The Girls in Engineering summer camps at the University of California, Berkeley are part of a pilot program designed to narrow the gender gap in the science, technology, engineering, and math fields.

Credit: Doug Birnbaum

The University of California, Berkeley's Girls in Engineering summer camps are part of a pilot program launched last year that is designed to narrow the gender gap in the science, technology, engineering, and math (STEM) fields. Instructors are professors, postdoctoral researchers, and graduate and undergraduate students, covering topics ranging from nanotechnology to data science.

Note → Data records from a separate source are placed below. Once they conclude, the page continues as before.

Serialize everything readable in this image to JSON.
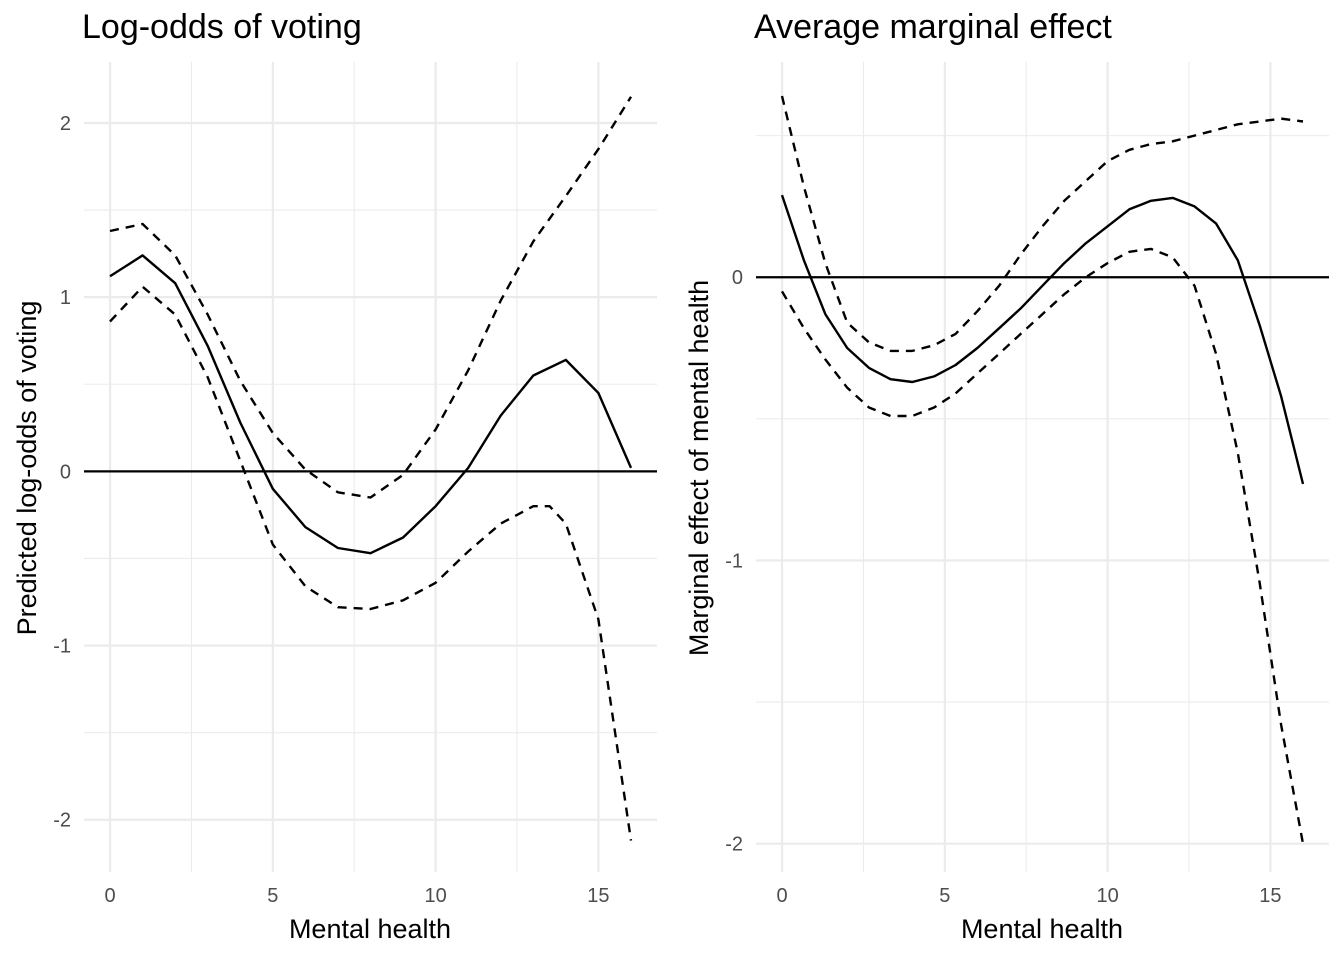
{
  "chart_data": [
    {
      "type": "line",
      "title": "Log-odds of voting",
      "xlabel": "Mental health",
      "ylabel": "Predicted log-odds of voting",
      "xlim": [
        -0.8,
        16.8
      ],
      "ylim": [
        -2.3,
        2.35
      ],
      "xticks": [
        0,
        5,
        10,
        15
      ],
      "xtick_labels": [
        "0",
        "5",
        "10",
        "15"
      ],
      "xminor": [
        2.5,
        7.5,
        12.5
      ],
      "yticks": [
        -2,
        -1,
        0,
        1,
        2
      ],
      "ytick_labels": [
        "-2",
        "-1",
        "0",
        "1",
        "2"
      ],
      "yminor": [
        -1.5,
        -0.5,
        0.5,
        1.5
      ],
      "grid": true,
      "reference_line_y": 0,
      "series": [
        {
          "style": "solid",
          "x": [
            0,
            1,
            2,
            3,
            4,
            5,
            6,
            7,
            8,
            9,
            10,
            11,
            12,
            13,
            14,
            15,
            16
          ],
          "y": [
            1.12,
            1.24,
            1.08,
            0.72,
            0.28,
            -0.1,
            -0.32,
            -0.44,
            -0.47,
            -0.38,
            -0.2,
            0.02,
            0.32,
            0.55,
            0.64,
            0.45,
            0.02
          ]
        },
        {
          "style": "dashed",
          "x": [
            0,
            1,
            2,
            3,
            4,
            5,
            6,
            7,
            8,
            9,
            10,
            11,
            12,
            13,
            14,
            15,
            16
          ],
          "y": [
            1.38,
            1.42,
            1.24,
            0.9,
            0.52,
            0.22,
            0.01,
            -0.12,
            -0.15,
            -0.02,
            0.24,
            0.58,
            0.98,
            1.32,
            1.58,
            1.85,
            2.15
          ]
        },
        {
          "style": "dashed",
          "x": [
            0,
            1,
            2,
            3,
            4,
            5,
            6,
            7,
            8,
            9,
            10,
            11,
            12,
            13,
            13.5,
            14,
            15,
            16
          ],
          "y": [
            0.86,
            1.06,
            0.9,
            0.54,
            0.06,
            -0.42,
            -0.66,
            -0.78,
            -0.79,
            -0.74,
            -0.64,
            -0.46,
            -0.3,
            -0.2,
            -0.2,
            -0.3,
            -0.85,
            -2.12
          ]
        }
      ]
    },
    {
      "type": "line",
      "title": "Average marginal effect",
      "xlabel": "Mental health",
      "ylabel": "Marginal effect of mental health",
      "xlim": [
        -0.8,
        16.8
      ],
      "ylim": [
        -2.1,
        0.76
      ],
      "xticks": [
        0,
        5,
        10,
        15
      ],
      "xtick_labels": [
        "0",
        "5",
        "10",
        "15"
      ],
      "xminor": [
        2.5,
        7.5,
        12.5
      ],
      "yticks": [
        -2,
        -1,
        0
      ],
      "ytick_labels": [
        "-2",
        "-1",
        "0"
      ],
      "yminor": [
        -1.5,
        -0.5,
        0.5
      ],
      "grid": true,
      "reference_line_y": 0,
      "series": [
        {
          "style": "solid",
          "x": [
            0,
            0.67,
            1.33,
            2,
            2.67,
            3.33,
            4,
            4.67,
            5.33,
            6,
            6.67,
            7.33,
            8,
            8.67,
            9.33,
            10,
            10.67,
            11.33,
            12,
            12.67,
            13.33,
            14,
            14.67,
            15.33,
            16
          ],
          "y": [
            0.29,
            0.06,
            -0.13,
            -0.25,
            -0.32,
            -0.36,
            -0.37,
            -0.35,
            -0.31,
            -0.25,
            -0.18,
            -0.11,
            -0.03,
            0.05,
            0.12,
            0.18,
            0.24,
            0.27,
            0.28,
            0.25,
            0.19,
            0.06,
            -0.17,
            -0.42,
            -0.73
          ]
        },
        {
          "style": "dashed",
          "x": [
            0,
            0.67,
            1.33,
            2,
            2.67,
            3.33,
            4,
            4.67,
            5.33,
            6,
            6.67,
            7.33,
            8,
            8.67,
            9.33,
            10,
            10.67,
            11.33,
            12,
            12.67,
            13.33,
            14,
            14.67,
            15.33,
            16
          ],
          "y": [
            0.64,
            0.32,
            0.05,
            -0.16,
            -0.23,
            -0.26,
            -0.26,
            -0.24,
            -0.2,
            -0.12,
            -0.03,
            0.08,
            0.18,
            0.27,
            0.34,
            0.41,
            0.45,
            0.47,
            0.48,
            0.5,
            0.52,
            0.54,
            0.55,
            0.56,
            0.55
          ]
        },
        {
          "style": "dashed",
          "x": [
            0,
            0.67,
            1.33,
            2,
            2.67,
            3.33,
            4,
            4.67,
            5.33,
            6,
            6.67,
            7.33,
            8,
            8.67,
            9.33,
            10,
            10.67,
            11.33,
            12,
            12.67,
            13.33,
            14,
            14.67,
            15.33,
            16
          ],
          "y": [
            -0.05,
            -0.18,
            -0.29,
            -0.39,
            -0.46,
            -0.49,
            -0.49,
            -0.46,
            -0.41,
            -0.34,
            -0.27,
            -0.2,
            -0.13,
            -0.06,
            0.0,
            0.05,
            0.09,
            0.1,
            0.07,
            -0.03,
            -0.27,
            -0.62,
            -1.08,
            -1.58,
            -2.0
          ]
        }
      ]
    }
  ]
}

Several studies have shown many girls start to lose interest in STEM fields during middle school. "Our goal is to keep the girls from losing interest, to keep the momentum going," says Berkeley professor Claire Tomlin.

The Berkeley camps also emphasize the need for soft skills, such as communications and presentation proficiencies. At the beginning of each session, girls are grouped into teams of five and asked to identify a problem and discuss ways to solve it. On the last day of camp, each team gives a presentation in front of camp staff and family members.

"We do show them an academic perspective, but they also need to see the industry side of engineering, which is why we arranged field trips to local tech companies," Tomlin says.

Camp organizers hope the effort will lead to greater retention of women in the STEM pipeline.